For many of the companies it bought in the past, Facebook incorporated their technology into existing products and/or shuttered the services. But Instagram, WhatsApp, Moves and Oculus will continue to live on their own (though it's unlikely they'll be immune from Facebook's influence).

It's probably what Facebook would have done with Snapchat, the hugely popular ephemeral messaging app, if Snapchat hadn't reportedly spurned a $3 billion offer from the company last fall.

So if (or when) you get tired of scrolling through pictures of your friends' kids on the News Feed, you'll log into Facebook less -- but you'll likely still use Facebook, because you'll use Messenger and WhatsApp to communicate, Instagram to share photos, Moves to track how far you've walked, and any other app Facebook buys or designs in the future.

"Having individual apps that fill a wide range of needs, no matter how different those needs, can help Facebook dominate the mobile experience," said Elliott. "They want to offer a response to every possible mobile moment. Putting each of their tools into a separate app will insulate them should users lose interest in any one of the things Facebook offers."

And because Facebook is a giant advertising company, the more you use its apps, the more it knows about you.
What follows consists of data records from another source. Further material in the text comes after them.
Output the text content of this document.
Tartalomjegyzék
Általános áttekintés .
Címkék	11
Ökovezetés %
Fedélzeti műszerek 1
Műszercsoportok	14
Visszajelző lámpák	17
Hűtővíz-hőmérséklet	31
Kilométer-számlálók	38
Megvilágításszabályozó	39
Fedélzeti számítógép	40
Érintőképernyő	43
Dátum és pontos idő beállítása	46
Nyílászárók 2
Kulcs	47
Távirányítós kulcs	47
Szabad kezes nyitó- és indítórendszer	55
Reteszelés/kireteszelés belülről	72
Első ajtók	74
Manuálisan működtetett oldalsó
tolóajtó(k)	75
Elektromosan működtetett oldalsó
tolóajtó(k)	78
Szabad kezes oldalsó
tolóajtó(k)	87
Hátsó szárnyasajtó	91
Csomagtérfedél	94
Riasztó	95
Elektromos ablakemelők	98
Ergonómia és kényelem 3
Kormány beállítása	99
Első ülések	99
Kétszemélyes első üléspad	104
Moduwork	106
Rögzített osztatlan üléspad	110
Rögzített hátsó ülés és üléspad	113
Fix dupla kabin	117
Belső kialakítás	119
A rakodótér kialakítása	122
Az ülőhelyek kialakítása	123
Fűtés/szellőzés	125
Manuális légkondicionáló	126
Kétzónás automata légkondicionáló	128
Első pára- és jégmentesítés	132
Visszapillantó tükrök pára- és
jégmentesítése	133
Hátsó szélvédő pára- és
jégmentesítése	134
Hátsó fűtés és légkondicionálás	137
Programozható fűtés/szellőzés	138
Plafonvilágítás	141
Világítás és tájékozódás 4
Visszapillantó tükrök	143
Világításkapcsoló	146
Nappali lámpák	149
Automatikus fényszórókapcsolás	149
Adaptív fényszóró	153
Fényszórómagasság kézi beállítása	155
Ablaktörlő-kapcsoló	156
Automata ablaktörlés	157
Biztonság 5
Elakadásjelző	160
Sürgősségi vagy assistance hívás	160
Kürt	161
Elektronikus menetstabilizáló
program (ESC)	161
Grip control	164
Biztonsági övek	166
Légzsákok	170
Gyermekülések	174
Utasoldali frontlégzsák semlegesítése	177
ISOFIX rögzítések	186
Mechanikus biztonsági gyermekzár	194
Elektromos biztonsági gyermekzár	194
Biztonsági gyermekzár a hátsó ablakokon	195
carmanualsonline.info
"Facebook is in the business of selling advertising, so the more touchpoints they have with their users across various apps and services, the more advertising revenue they stand to generate," said Gene Dolgin, a senior manager at Endeavour Partners, a consulting firm.

The strategy seems to be working for Facebook -- four of the five top downloaded Android and iPhone apps in June, according to App Annie, an apps analytics company, are Facebook-owned, or will soon be Facebook-owned: Facebook, WhatsApp, Facebook Messenger and Instagram. (The WhatsApp acquisition isn't yet completed, according to a Facebook spokesperson.)

Not all of Facebook's attempts to diversify, or "unbundle," have been successful, however. Facebook discontinued its Snapchat clone, Poke, and its Instagram rival, Camera, after they failed to catch on. Neither Slingshot, another attempt at an app with disappearing pictures, nor Paper, an app that mixes updates from your friends with news, have been hits with Facebookers.

But for now, people don't seem to be getting tired of tapping the blue icon and thumbing through the News Feed. The company reported that in the second quarter of the year, daily active users on mobile had increased 39 percent.